Stories of life on our farm in Northwest Georgia where every day is an adventure in this beautiful spot that God has entrusted to our stewardship.

Friday, June 8, 2012

Quand Je Vois Mon Derrière . . .

Yesterday I spent an hour and a half drag harrowing the far end of the Lower Pasture.  When I was done it looked like this.  Half the grass lays in one direction and half in the other, depending on the direction I was driving.

This is our drag harrow.  Because it’s not quite as wide as the tractor, it means I have to make quite a few circles around each pasture, but that’s okay—it gives me plenty of time to think.  


This is the goal of drag harrowing: to break up piles of manure and spread them out a bit.  This way birds, insects, and weather will break the manure down faster.  That means a more even “application” of our natural fertilizer, a reduction in parasites, and it also makes regrowth grass more palatable to the animals.  Horses, especially, will not eat the lovely rich green clumps of grass that grow up around piles of manure.  Who can blame them?!

One of the enjoyable things about drag harrowing is watching the birds.  Swallows and other birds come swooping around me, catching bugs I've stirred up out of the grass.  Hopefully the crows will come along soon and scratch through the newly disturbed manure.  It's all good!

When I’m drag harrowing, I try to cover the whole field.  I can look at the “nap” of the grass and see where I’ve been.  See the lighter grass at the right of this photo?  That’s where I’ve been.  I just line my right tire along the edge of that and drive straight ahead.  On the left of the photo you can see the reddish-brown grass that is laying in the opposite direction; that’s where I came back.  The medium-colored grass in the middle is where I haven’t been yet.

And looking behind leads me to thinking . . .

Many years ago when we lived in Africa, a friend told us something he witnessed in a church in France.  A young American girl was studying French before going to Africa as a missionary.  At the end of her year of language study, her French church asked her to stand up and talk about her past life (in French, her “vie en arrière”).  They offered her a translator, but she felt confident of her French and declined.  Here, then, is what she said:

“Quand je vois mon derrière” (“When I look at my derriere”—and yes, it means the same thing in both languages!)

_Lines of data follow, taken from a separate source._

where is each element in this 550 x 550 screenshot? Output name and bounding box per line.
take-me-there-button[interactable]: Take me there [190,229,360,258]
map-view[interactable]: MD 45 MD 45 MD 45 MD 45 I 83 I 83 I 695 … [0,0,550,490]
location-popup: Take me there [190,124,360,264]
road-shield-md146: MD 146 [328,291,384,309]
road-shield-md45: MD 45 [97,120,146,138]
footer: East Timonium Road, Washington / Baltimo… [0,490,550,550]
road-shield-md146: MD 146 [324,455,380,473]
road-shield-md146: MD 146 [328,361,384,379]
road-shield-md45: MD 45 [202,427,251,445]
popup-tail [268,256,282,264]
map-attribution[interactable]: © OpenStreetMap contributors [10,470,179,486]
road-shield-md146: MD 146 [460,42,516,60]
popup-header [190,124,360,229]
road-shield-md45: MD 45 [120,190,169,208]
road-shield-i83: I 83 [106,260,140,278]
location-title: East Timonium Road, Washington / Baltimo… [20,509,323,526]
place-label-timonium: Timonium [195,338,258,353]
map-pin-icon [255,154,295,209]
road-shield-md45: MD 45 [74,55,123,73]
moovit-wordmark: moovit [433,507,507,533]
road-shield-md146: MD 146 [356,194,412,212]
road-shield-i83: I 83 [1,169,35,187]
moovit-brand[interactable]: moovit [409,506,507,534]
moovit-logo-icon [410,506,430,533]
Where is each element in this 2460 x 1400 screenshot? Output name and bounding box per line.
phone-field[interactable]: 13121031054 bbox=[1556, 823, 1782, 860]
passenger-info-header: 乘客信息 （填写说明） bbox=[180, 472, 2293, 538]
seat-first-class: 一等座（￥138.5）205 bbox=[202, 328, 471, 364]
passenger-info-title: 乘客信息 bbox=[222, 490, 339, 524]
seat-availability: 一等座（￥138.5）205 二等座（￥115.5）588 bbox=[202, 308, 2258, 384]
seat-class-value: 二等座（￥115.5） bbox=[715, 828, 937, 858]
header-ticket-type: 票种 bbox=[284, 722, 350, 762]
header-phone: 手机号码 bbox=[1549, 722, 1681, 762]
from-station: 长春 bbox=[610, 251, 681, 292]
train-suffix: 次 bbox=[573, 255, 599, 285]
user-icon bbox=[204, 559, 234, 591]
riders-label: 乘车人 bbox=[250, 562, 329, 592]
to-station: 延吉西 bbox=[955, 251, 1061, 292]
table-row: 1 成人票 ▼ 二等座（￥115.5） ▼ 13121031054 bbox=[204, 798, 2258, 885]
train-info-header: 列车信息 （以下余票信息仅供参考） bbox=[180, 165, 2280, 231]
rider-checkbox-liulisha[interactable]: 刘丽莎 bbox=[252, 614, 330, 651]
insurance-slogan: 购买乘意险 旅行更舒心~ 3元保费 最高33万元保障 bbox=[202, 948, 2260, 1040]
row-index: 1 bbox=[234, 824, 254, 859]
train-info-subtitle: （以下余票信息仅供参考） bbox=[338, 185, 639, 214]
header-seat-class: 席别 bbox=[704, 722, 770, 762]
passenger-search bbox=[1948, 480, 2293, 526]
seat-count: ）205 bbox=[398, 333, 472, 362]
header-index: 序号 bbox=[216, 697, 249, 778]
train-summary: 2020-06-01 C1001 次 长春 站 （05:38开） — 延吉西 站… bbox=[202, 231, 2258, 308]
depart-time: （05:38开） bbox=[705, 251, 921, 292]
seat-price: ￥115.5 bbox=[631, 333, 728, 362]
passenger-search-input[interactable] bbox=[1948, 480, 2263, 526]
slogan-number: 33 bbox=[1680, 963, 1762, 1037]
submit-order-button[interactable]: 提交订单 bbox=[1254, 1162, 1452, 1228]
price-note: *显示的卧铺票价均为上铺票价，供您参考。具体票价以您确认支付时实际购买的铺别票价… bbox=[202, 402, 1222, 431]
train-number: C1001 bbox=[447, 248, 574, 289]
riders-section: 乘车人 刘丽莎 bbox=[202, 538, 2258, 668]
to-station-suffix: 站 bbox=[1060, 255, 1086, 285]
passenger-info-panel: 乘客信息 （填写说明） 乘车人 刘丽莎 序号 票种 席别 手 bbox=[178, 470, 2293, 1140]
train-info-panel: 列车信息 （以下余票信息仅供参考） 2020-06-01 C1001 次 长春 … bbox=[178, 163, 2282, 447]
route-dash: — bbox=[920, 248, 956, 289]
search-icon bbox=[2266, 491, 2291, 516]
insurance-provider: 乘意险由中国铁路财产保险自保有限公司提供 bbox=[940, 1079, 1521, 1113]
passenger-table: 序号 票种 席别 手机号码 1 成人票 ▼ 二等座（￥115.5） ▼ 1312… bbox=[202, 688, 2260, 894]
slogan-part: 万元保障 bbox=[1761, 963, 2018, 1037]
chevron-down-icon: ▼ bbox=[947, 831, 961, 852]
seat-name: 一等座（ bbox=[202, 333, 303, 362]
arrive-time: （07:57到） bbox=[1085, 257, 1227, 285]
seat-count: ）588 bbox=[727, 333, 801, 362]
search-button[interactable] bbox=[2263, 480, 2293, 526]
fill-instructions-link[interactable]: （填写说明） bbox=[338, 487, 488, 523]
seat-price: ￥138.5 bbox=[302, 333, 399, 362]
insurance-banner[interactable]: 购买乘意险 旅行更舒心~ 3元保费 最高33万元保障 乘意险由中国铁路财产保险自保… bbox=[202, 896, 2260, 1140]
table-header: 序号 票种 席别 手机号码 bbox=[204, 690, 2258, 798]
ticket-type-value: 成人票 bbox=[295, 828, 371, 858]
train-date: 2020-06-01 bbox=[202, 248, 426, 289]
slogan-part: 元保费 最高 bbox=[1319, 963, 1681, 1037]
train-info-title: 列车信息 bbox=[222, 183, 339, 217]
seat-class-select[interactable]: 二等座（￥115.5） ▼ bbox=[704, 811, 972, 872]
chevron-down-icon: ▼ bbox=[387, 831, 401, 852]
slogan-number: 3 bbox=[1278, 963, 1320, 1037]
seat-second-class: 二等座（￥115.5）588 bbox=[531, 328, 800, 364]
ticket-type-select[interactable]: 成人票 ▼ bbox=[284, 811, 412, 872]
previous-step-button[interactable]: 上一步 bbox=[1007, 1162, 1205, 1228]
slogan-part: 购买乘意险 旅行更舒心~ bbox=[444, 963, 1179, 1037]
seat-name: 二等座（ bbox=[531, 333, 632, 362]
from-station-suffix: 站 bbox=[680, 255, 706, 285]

“Je vois que c’est divisé en deux parties.”  (“I see that it is divided in two parts”)

“L’une est noire et l’autre est blanche,” (“One is black and the other is white”)

“Et entre les deux il y a une grande abîme.”  (“And in between them there’s a great chasm.”)

Now you can see why I say it's dangerous when I get thinking!  Who knows where my mind will take me while I'm driving up and down the field?  It's bound to be somewhere harrowing!


  1. I'm no expert but that is the narrowest harrows I have seen. Can you rig up something a little larger to cut down the number of circles you do?

    But you rock for doing this.

  2. Having used it a couple times, I'm in complete agreement with you, Brent. I think we can buy a second one and they make a way to hook them up side-by-side. We need to look into it, especially now that we see it's actually effective!

    I still need to post an explanation as to why we NEED to harrow, as opposed to your intensive rotational grazing where the animals do the job themselves. When we decided IRG didn't work for us, we knew we were trading one kind of work for another. Any way you look at it, farming is WORK! :)

  3. We could still do with harrowing to spread out all the fertility. I even have a field harrows to do the job but I haven't got the motivation to use it yet! Too many other things to do first.

    I think agmantoo uses a pipe and some chainlink fence, but he's way more heroic than we are.

    Oh yeah - can you change the name of our blog in your blogroll. We should switch it to Thanks a lot.

  4. I feel you on too many things to do! The only reason this field got done is because it's one of flat ones I can do, and Herb is still doing almost all the feeding, etc. while my leg recovers. I don't think I'm brave enough to tackle the hills. We already tried chain link fence wired to a metal fence post, but the wire we used on a 4x4 post to weight it down kept breaking, and without some weight the fence just bounced around. Agmantoo must be handier at putting it together than we were. :)

    Your name is changed on my blog roll. You're welcome!